Наиболее бросающейся в глаза чертой в характеристике этого
мира является флагоподобное, т. е. на манер полос в горизонтально
подразделенном флаге, расположение в нем основных
почвенно-ботанических и климатологических зон...
В пределах этого мира испокон веков существовала тенденция
к культурной и политической унификации. История Евразии
в значительной мере есть история этих тенденций. Наличие
их весьма характерно отличает историю Евразии от истории
Европы и Азии, гораздо более раздробленных в политическом
и культурном смысле. Названные тенденции сказываются
уже в пределах медного и бронзового века, в течение
которых вся евразийская степная зона, от причерноморских
степей до восточно-сибирских, была занята культурами
"скорченных и окрашенных костяков" (названных так по типу
погребений). Уже тогда резко обозначилась специфическая
связь между культурами евразийской степной и лежащей к северу
от нее евразийской лесной зоны, тесная связь, весьма отличительная
для названных выше тенденций к унификации. В
более позднюю эпоху, уже в пределах железного века, основными
фактами истории Евразии было существование скифской
и гуннской держав - с теми эпизодами, которые их окружают
и отделяют друг от друга...
Дальнейшим большим фактом общеевразийской истории было
образование и расширение Монгольской империи. В промежутках
между "гуннской" и "монгольской" эпохами евразийской
истории упомянутые выше унификационные тенденции запечатлены
в истории авар, турок и т.д.

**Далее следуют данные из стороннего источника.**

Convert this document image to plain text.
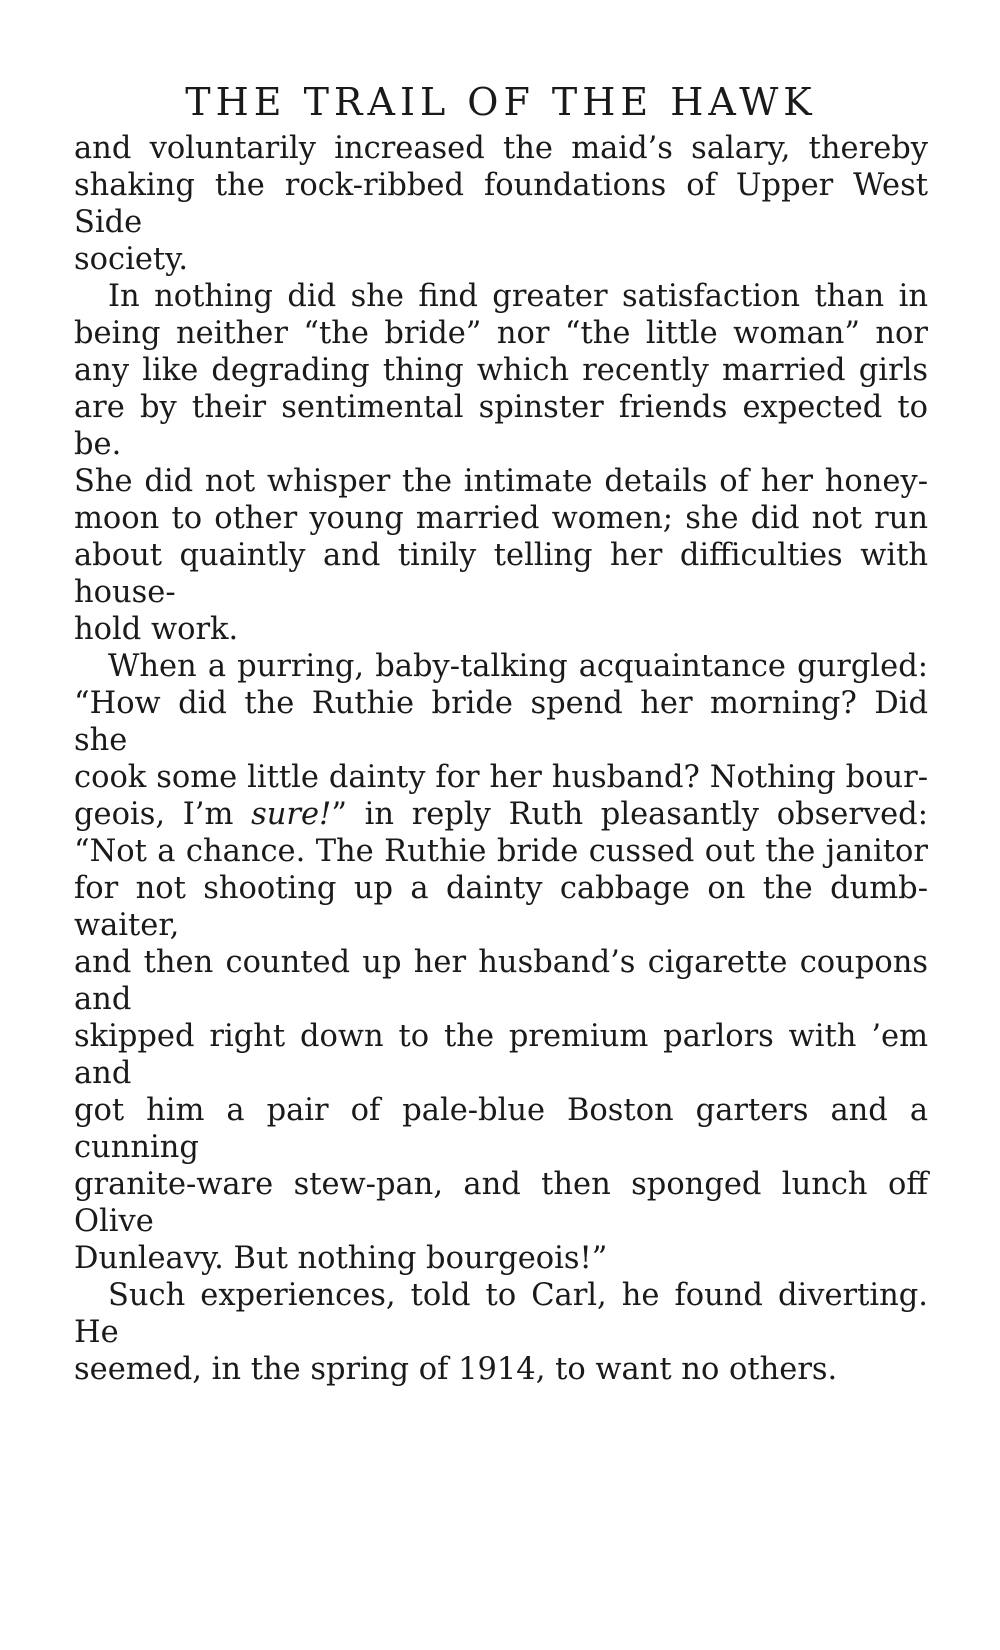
THE TRAIL OF THE HAWK

and voluntarily increased the maid’s salary, thereby
shaking the rock-ribbed foundations of Upper West Side
society.

In nothing did she find greater satisfaction than in
being neither “the bride” nor “the little woman” nor
any like degrading thing which recently married girls
are by their sentimental spinster friends expected to be.
She did not whisper the intimate details of her honey-
moon to other young married women; she did not run
about quaintly and tinily telling her difficulties with house-
hold work.

When a purring, baby-talking acquaintance gurgled:
“How did the Ruthie bride spend her morning? Did she
cook some little dainty for her husband? Nothing bour-
geois, I’m sure!” in reply Ruth pleasantly observed:
“Not a chance. The Ruthie bride cussed out the janitor
for not shooting up a dainty cabbage on the dumb-waiter,
and then counted up her husband’s cigarette coupons and
skipped right down to the premium parlors with ’em and
got him a pair of pale-blue Boston garters and a cunning
granite-ware stew-pan, and then sponged lunch off Olive
Dunleavy. But nothing bourgeois!”

Such experiences, told to Carl, he found diverting. He
seemed, in the spring of 1914, to want no others.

На основе детального рассмотрения
названных выше фактов евразийцы приходят к заключению,
что в течение первых тысячелетий известной нам истории
Евразии русское (восточнославянское) племя стояло в стороне
от большого русла евразийской истории, хотя основные события
ее и отзывались на нем непосредственно. Так называемая
Киевская Русь возникла на западной окраине Евразии в эпоху
временного ослабления общеевразийских объединительных тенденций.
Однако почва, на которой она развивалась, была в
значительной степени той же почвой, на которой в свое время
росли и действовали скифская и гуннская державы. На это, ранее
евразийцев, указал М. И. Ростовцев. Монгольским завоеванием
Русь была втянута в общий ход евразийских событий, в
дальнейшем выяснилось, что северо-восточная ее часть, в лице
Руси Московской, способна к выявлению такой силы и духовного
напряжения, которые делают ее наследницей монголов и позволяют
этому оседлому народу принять на себя общеевразийскую
объединительную роль, которую до сих пор выполняли, в
пределах нашего видения, исключительно степные, кочевые народы.

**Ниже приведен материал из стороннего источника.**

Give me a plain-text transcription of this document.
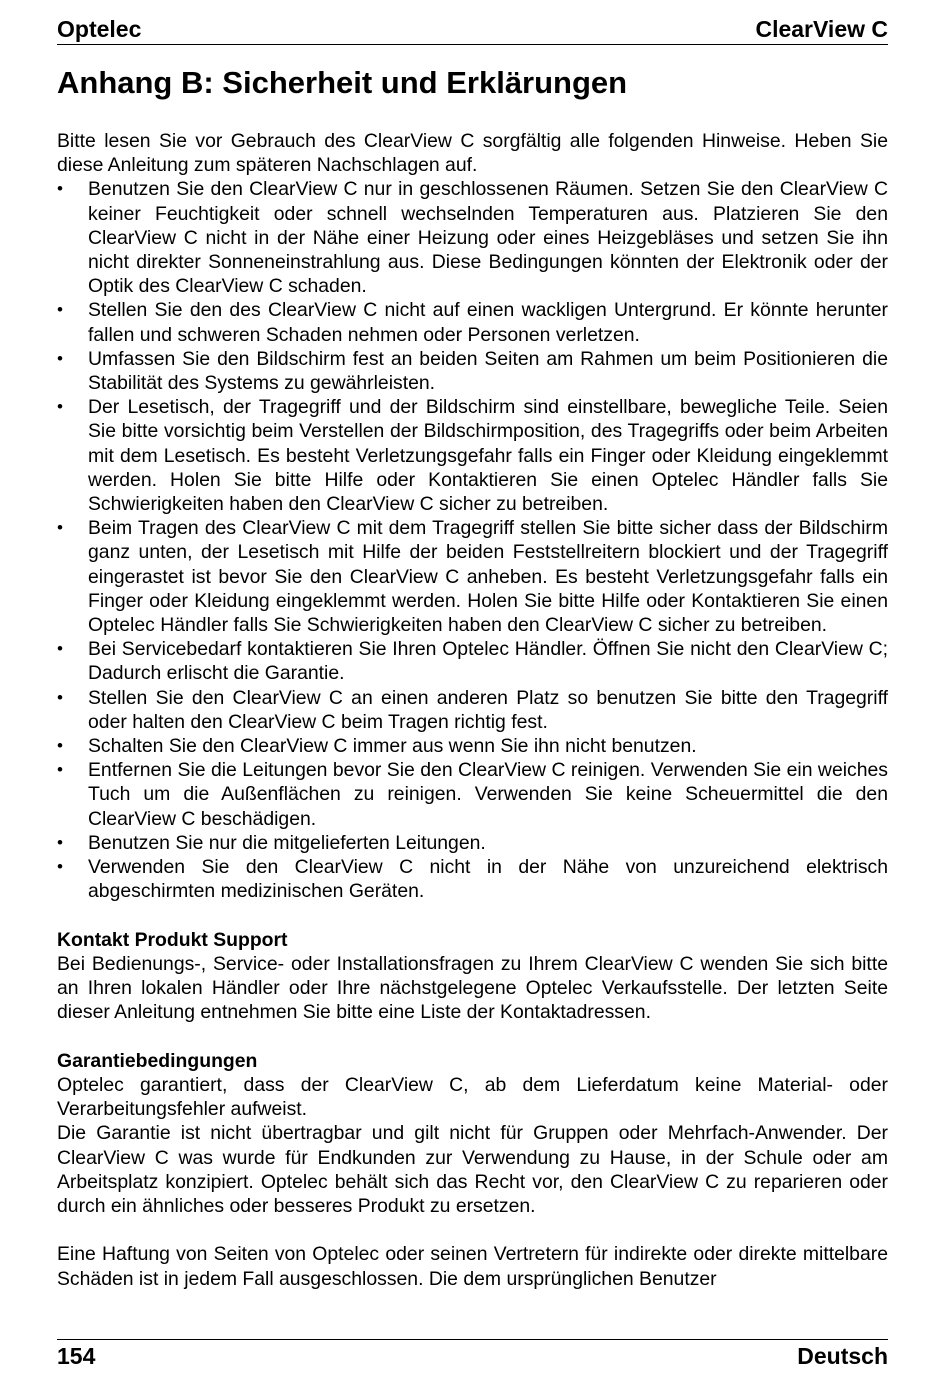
Optelec	ClearView C
Anhang B: Sicherheit und Erklärungen

Bitte lesen Sie vor Gebrauch des ClearView C sorgfältig alle folgenden Hinweise. Heben Sie diese Anleitung zum späteren Nachschlagen auf.

• Benutzen Sie den ClearView C nur in geschlossenen Räumen. Setzen Sie den ClearView C keiner Feuchtigkeit oder schnell wechselnden Temperaturen aus. Platzieren Sie den ClearView C nicht in der Nähe einer Heizung oder eines Heizgebläses und setzen Sie ihn nicht direkter Sonneneinstrahlung aus. Diese Bedingungen könnten der Elektronik oder der Optik des ClearView C schaden.
• Stellen Sie den des ClearView C nicht auf einen wackligen Untergrund. Er könnte herunter fallen und schweren Schaden nehmen oder Personen verletzen.
• Umfassen Sie den Bildschirm fest an beiden Seiten am Rahmen um beim Positionieren die Stabilität des Systems zu gewährleisten.
• Der Lesetisch, der Tragegriff und der Bildschirm sind einstellbare, bewegliche Teile. Seien Sie bitte vorsichtig beim Verstellen der Bildschirmposition, des Tragegriffs oder beim Arbeiten mit dem Lesetisch. Es besteht Verletzungsgefahr falls ein Finger oder Kleidung eingeklemmt werden. Holen Sie bitte Hilfe oder Kontaktieren Sie einen Optelec Händler falls Sie Schwierigkeiten haben den ClearView C sicher zu betreiben.
• Beim Tragen des ClearView C mit dem Tragegriff stellen Sie bitte sicher dass der Bildschirm ganz unten, der Lesetisch mit Hilfe der beiden Feststellreitern blockiert und der Tragegriff eingerastet ist bevor Sie den ClearView C anheben. Es besteht Verletzungsgefahr falls ein Finger oder Kleidung eingeklemmt werden. Holen Sie bitte Hilfe oder Kontaktieren Sie einen Optelec Händler falls Sie Schwierigkeiten haben den ClearView C sicher zu betreiben.
• Bei Servicebedarf kontaktieren Sie Ihren Optelec Händler. Öffnen Sie nicht den ClearView C; Dadurch erlischt die Garantie.
• Stellen Sie den ClearView C an einen anderen Platz so benutzen Sie bitte den Tragegriff oder halten den ClearView C beim Tragen richtig fest.
• Schalten Sie den ClearView C immer aus wenn Sie ihn nicht benutzen.
• Entfernen Sie die Leitungen bevor Sie den ClearView C reinigen. Verwenden Sie ein weiches Tuch um die Außenflächen zu reinigen. Verwenden Sie keine Scheuermittel die den ClearView C beschädigen.
• Benutzen Sie nur die mitgelieferten Leitungen.
• Verwenden Sie den ClearView C nicht in der Nähe von unzureichend elektrisch abgeschirmten medizinischen Geräten.

Kontakt Produkt Support

Bei Bedienungs-, Service- oder Installationsfragen zu Ihrem ClearView C wenden Sie sich bitte an Ihren lokalen Händler oder Ihre nächstgelegene Optelec Verkaufsstelle. Der letzten Seite dieser Anleitung entnehmen Sie bitte eine Liste der Kontaktadressen.

Garantiebedingungen

Optelec garantiert, dass der ClearView C, ab dem Lieferdatum keine Material- oder Verarbeitungsfehler aufweist.

Die Garantie ist nicht übertragbar und gilt nicht für Gruppen oder Mehrfach-Anwender. Der ClearView C was wurde für Endkunden zur Verwendung zu Hause, in der Schule oder am Arbeitsplatz konzipiert. Optelec behält sich das Recht vor, den ClearView C zu reparieren oder durch ein ähnliches oder besseres Produkt zu ersetzen.

Eine Haftung von Seiten von Optelec oder seinen Vertretern für indirekte oder direkte mittelbare Schäden ist in jedem Fall ausgeschlossen. Die dem ursprünglichen Benutzer

154	Deutsch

Вместе с ослаблением Золотой Орды произошло, по выражению
Н. С. Трубецкого, "перенесение ханской ставки в Москву".
Скифский, гуннский и монгольский периоды общеевразийской
истории были продолжены периодом русским. Сказанное
позволяет наметить те исторические преемства, наличие которых
способствовало возникновению русского государства в его
очертаниях XVI-XX веков. По мнению евразийцев, прослеживание
этого преемства в его скифском, гуннском, монгольском
этапах и промежуточных звеньях имеет для русского историка
не меньшее значение, чем изучение собственно русской истории.
Эта последняя до XV века была историей одного из провинциальных
углов евразийского мира (и только после XV века стала играть
общеевразийскую роль). Указанная концепция евразийской
истории с наибольшей полнотой выражена в "Начертаниях
русской истории" Г. В. Вернадским.
Итак, по мнению евразийцев, русское государство XVI-XX
веков является в большей мере продолжением скифской, гуннской
и монгольской державы, чем государственных форм дотатарской
Руси (что, конечно, не исключает передачу других важнейших
элементов культурной традиции именно этой последней).
Только что приведенное заключение с особой силой подтверждено
наблюдениями из области социальной истории. Тот
строй, в котором все классы общества являются "служилыми",
несут "тягло", где не существует настоящей частной собственности
на землю и где значение каждой социальной группы определяется
ее отношением к государству, - этот строй глубоко коренится
в историческом укладе кочевых держав. Он был воспринят
Московской Русью и дал ей огромную политическую силу. Толь126
ко неполно и частично отошла от него в сторону европейских образцов
императорская Россия...
Возрождение "тягловых" и "служилых" начал наблюдается в
современном политическом и социальном режиме СССР. Из этого
же источника идут и принципы этатизма, огромная роль государства
(государя) в хозяйстве, столь отличительные для русской
истории последних лет, и т. д.
Иными словами, поставление в один ряд кочевых держав
прошлого и русского государства позволяет целый ряд традиций
в евразийской государственной жизни, которые вне такого сопоставления
ускользали бы от взора исследователя. То, что объединяет
историю этих держав с историей России, есть месторазвитие.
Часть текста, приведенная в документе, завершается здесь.